Sementara itu, umat Muslim Jepang dan mereka yang lahir serta tumbuh di Negeri Sakura lebih condong untuk mengonsumsi makanan yang mudah dicerna, seperti yogurt, pisang, atau roti bakar yang disajikan bersama telur. Mereka beranggapan bahwa mengonsumsi makanan yang berat di pagi hari justru akan menyebabkan perut terasa tidak nyaman. Adapun makanan tersebut umumnya dinikmati bersamaan dengan susu, smoothie, atau air mineral sebagai minuman pelengkap.

Setelah melaksanakan sahur, rutinitas yang dijalani oleh umat Muslim Jepang selanjutnya tak jauh berbeda dengan apa yang dilakukan oleh umat Muslim lainnya pada umumnya.

Walau berada dalam bulan suci Ramadhan, kegiatan bekerja serta proses belajar-mengajar di sekolah tetap berlangsung seperti umumnya. Muslim Jepang tetap bangun dan naik kereta sesuai kebiasaan sehari-hari.

Sementara itu, mereka yang bekerja dari rumah akan pastikan untuk mempersiapkan segala kebutuhan dengan baik sebelum memulai jam kerja, dan melanjutkan pekerjaan seperti biasa setelah itu. Tidak ada perubahan signifikan dalam rutinitas, kecuali tentunya menghindari konsumsi makanan dan minuman di siang hari.

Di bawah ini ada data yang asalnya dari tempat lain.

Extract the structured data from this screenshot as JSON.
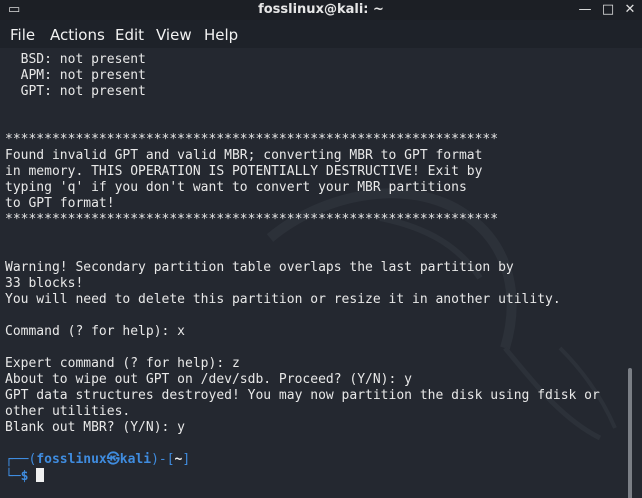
{
  "window": {
    "title": "fosslinux@kali: ~",
    "menu_icon": "terminal-menu-icon",
    "min_icon": "minimize-icon",
    "max_icon": "maximize-icon",
    "close_icon": "close-icon",
    "min_glyph": "—",
    "max_glyph": "□",
    "close_glyph": "✕",
    "left_glyph": "▭"
  },
  "menu": [
    "File",
    "Actions",
    "Edit",
    "View",
    "Help"
  ],
  "terminal": {
    "lines": [
      "  BSD: not present",
      "  APM: not present",
      "  GPT: not present",
      "",
      "",
      "***************************************************************",
      "Found invalid GPT and valid MBR; converting MBR to GPT format",
      "in memory. THIS OPERATION IS POTENTIALLY DESTRUCTIVE! Exit by",
      "typing 'q' if you don't want to convert your MBR partitions",
      "to GPT format!",
      "***************************************************************",
      "",
      "",
      "Warning! Secondary partition table overlaps the last partition by",
      "33 blocks!",
      "You will need to delete this partition or resize it in another utility.",
      "",
      "Command (? for help): x",
      "",
      "Expert command (? for help): z",
      "About to wipe out GPT on /dev/sdb. Proceed? (Y/N): y",
      "GPT data structures destroyed! You may now partition the disk using fdisk or",
      "other utilities.",
      "Blank out MBR? (Y/N): y",
      ""
    ],
    "prompt": {
      "line1_prefix": "┌──(",
      "user": "fosslinux㉿kali",
      "line1_mid": ")-[",
      "path": "~",
      "line1_suffix": "]",
      "line2_prefix": "└─",
      "dollar": "$ "
    }
  },
  "colors": {
    "background": "#242830",
    "prompt": "#3f8cdf",
    "text": "#e8e8e8"
  }
}
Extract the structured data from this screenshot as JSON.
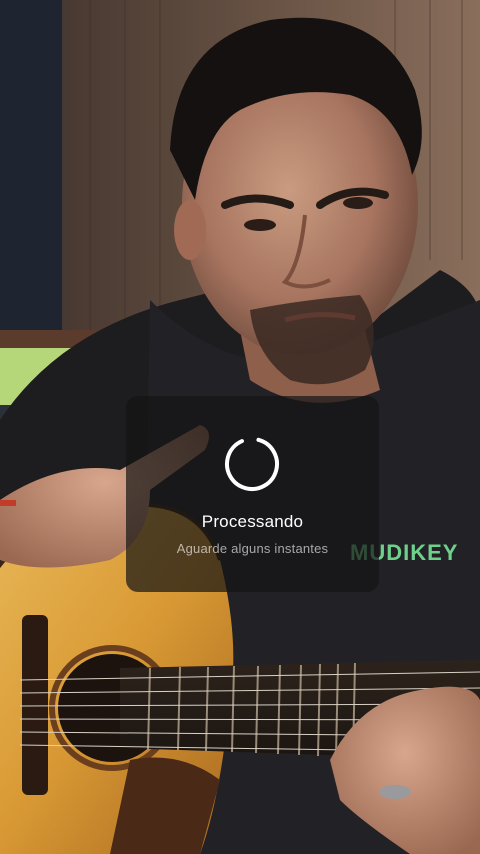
{
  "loading": {
    "title": "Processando",
    "subtitle": "Aguarde alguns instantes",
    "spinner_icon": "loading-spinner-icon"
  },
  "video": {
    "shirt_text": "MUDIKEY"
  },
  "colors": {
    "overlay_bg": "#141414",
    "title_text": "#ffffff",
    "subtitle_text": "#a0a0a0",
    "shirt_print": "#6fd08c"
  }
}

Saat waktu istirahat makan siang tiba, Muslim Jepang cenderung memilih untuk beristirahat sebentar dengan tidur, dan kemudian kembali bersiap untuk melaksanakan tugas-tugas pekerjaan di sore hari.

Ketika saatnya berbuka puasa, kebanyakan dari Muslim jepang ini menikmati hidangan berbuka antara di tempat kerja atau di rumah.

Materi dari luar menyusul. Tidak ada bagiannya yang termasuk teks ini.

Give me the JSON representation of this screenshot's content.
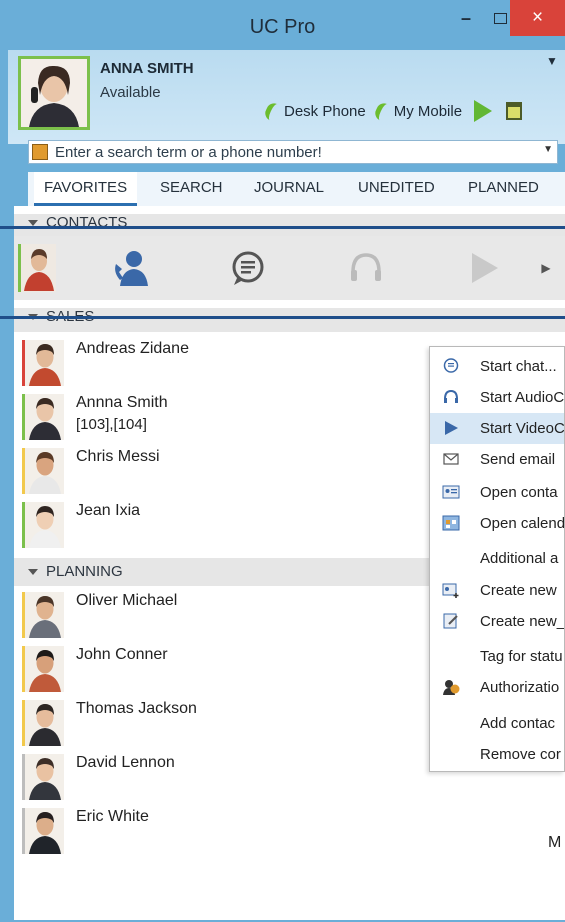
{
  "window": {
    "title": "UC Pro",
    "min": "–",
    "close": "×"
  },
  "profile": {
    "name": "ANNA SMITH",
    "status": "Available",
    "phones": [
      "Desk Phone",
      "My Mobile"
    ]
  },
  "search": {
    "placeholder": "Enter a search term or a phone number!"
  },
  "tabs": [
    "FAVORITES",
    "SEARCH",
    "JOURNAL",
    "UNEDITED",
    "PLANNED"
  ],
  "sections": {
    "contacts": "CONTACTS",
    "sales": "SALES",
    "planning": "PLANNING"
  },
  "contacts": [
    {
      "name": "Andreas Zidane",
      "ext": "",
      "status_color": "#d9433a"
    },
    {
      "name": "Annna Smith",
      "ext": "[103],[104]",
      "status_color": "#7cc04b"
    },
    {
      "name": "Chris Messi",
      "ext": "",
      "status_color": "#f2c94c"
    },
    {
      "name": "Jean Ixia",
      "ext": "",
      "status_color": "#7cc04b"
    },
    {
      "name": "Oliver Michael",
      "ext": "",
      "status_color": "#f2c94c"
    },
    {
      "name": "John Conner",
      "ext": "",
      "status_color": "#f2c94c"
    },
    {
      "name": "Thomas Jackson",
      "ext": "",
      "status_color": "#f2c94c"
    },
    {
      "name": "David Lennon",
      "ext": "",
      "status_color": "#bdbdbd"
    },
    {
      "name": "Eric White",
      "ext": "",
      "status_color": "#bdbdbd"
    }
  ],
  "context_menu": [
    "Start chat...",
    "Start AudioC",
    "Start VideoC",
    "Send email",
    "Open conta",
    "Open calend",
    "Additional a",
    "Create new",
    "Create new_",
    "Tag for statu",
    "Authorizatio",
    "Add contac",
    "Remove cor"
  ],
  "trailing_text": "M",
  "colors": {
    "titlebar": "#6aaed8",
    "close": "#d9433a",
    "accent": "#2b6fb0",
    "green": "#62b734"
  }
}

Rutinitas iftar juga mirip dengan umat Muslim pada umumnya, karena mereka juga memilih makanan yang mudah untuk dicerna, seperti kurma dan buah-buahan dengan teh atau air mineral.

Juga, karena waktu buka puasa dan sholat sangat dekat, mereka segera melakukan sholat setelah buka puasa dan makan malam setelah itu.

Apabila berbuka puasa dilakukan di masjid, hidangan yang disajikan biasanya mencakup makanan pembuka dan makan malam sekaligus, seperti nasi briyani, kurma, buah-buahan, serta camilan lainnya.

Salah satu kebiasaan Muslim Jepang selama Ramadhan adalah senang membawa kurma saat bepergian, sehingga dapat berbuka puasa di mana pun kami berada.

Secara keseluruhan, hidup sebagai Muslim di Jepang mungkin memiliki tantangan tersendiri, tetapi dengan sikap terbuka, toleransi, dan ketekunan, umat Muslim dapat menjalankan kehidupan keagamaan mereka dengan tenang dan damai di negara ini.